Exploring the membrane toxicity of decabromodiphenyl ethane (DBDPE): Based on cell membranes and lipid membranes model

Abstract

Decabromodiphenyl ethane (DBDPE) is widely used in industry as an alternative to the decabromodiphenyl ether (BDEs). The large-scale use of DBDPE could lead to rapid growth of the human accumulation level of DBDPE. However, the biophysics of accumulation of DBDPE in cell membranes, as one of determinants of DBDPE metabolism is not clear. In the present study, detailed observations of cell lactate dehydrogenase (LDH) and reactive oxygen species (ROS) levels measurements proved that the DBDPE exposure to cell could result in significant cell membrane damage by concentration-dependent manners.

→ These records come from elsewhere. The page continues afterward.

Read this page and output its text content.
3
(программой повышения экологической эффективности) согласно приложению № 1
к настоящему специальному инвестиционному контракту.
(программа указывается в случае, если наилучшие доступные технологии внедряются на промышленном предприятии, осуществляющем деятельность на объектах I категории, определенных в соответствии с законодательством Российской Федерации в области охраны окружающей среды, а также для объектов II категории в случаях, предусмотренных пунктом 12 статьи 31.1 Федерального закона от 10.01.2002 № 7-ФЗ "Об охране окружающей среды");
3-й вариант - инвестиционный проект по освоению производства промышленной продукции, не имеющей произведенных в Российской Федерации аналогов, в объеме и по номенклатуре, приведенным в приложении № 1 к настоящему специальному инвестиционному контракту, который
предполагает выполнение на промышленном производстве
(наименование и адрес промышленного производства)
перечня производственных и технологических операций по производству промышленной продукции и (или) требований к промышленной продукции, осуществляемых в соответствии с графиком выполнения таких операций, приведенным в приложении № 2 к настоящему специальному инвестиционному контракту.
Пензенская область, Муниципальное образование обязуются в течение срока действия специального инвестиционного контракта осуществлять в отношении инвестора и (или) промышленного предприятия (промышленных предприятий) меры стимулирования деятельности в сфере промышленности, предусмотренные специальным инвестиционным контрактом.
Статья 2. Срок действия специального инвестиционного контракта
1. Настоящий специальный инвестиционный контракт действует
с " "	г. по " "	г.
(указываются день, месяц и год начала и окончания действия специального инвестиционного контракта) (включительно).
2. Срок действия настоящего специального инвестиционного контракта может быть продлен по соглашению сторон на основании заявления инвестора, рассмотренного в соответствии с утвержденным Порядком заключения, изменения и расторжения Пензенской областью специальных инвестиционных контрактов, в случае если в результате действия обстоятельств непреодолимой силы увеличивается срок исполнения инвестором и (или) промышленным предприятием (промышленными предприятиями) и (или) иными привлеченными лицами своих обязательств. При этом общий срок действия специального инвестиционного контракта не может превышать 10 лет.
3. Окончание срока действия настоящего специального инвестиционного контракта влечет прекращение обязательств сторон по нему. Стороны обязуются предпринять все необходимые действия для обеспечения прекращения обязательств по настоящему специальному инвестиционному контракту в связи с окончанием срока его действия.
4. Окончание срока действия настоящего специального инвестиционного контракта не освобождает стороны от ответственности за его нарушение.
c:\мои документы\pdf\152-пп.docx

The fluorescence anisotropy analysis supported the evidence that high concentration DBDPE bound decreased membrane fluidity significantly. Besides it, a detailed molecular dynamic (MD) simulation was approached to investigate the effects of DBDPE on the DPPC (dipalmitoyl phosphatidylcholine) phospholipid bilayer, which was constructed as the model of cell membrane. The molecular dynamic simulation revealed that DBDPE molecules can easily enter the membrane from the aqueous phase. Under the concentration of a threshold, the DBDPE molecules tended to aggregate inside the DPPC bilayer and caused pore formation. The bound of high concentration of DBDPE could result in significant variations in DPPC bilayer with a less dense, more disorder and rougher layer. The knowledge about DBDPEs interactions with lipid membranes is fundamentally essential to understand the in vivo process of DBDPE and the physical basis for the toxicity of DBDPE in cell membranes.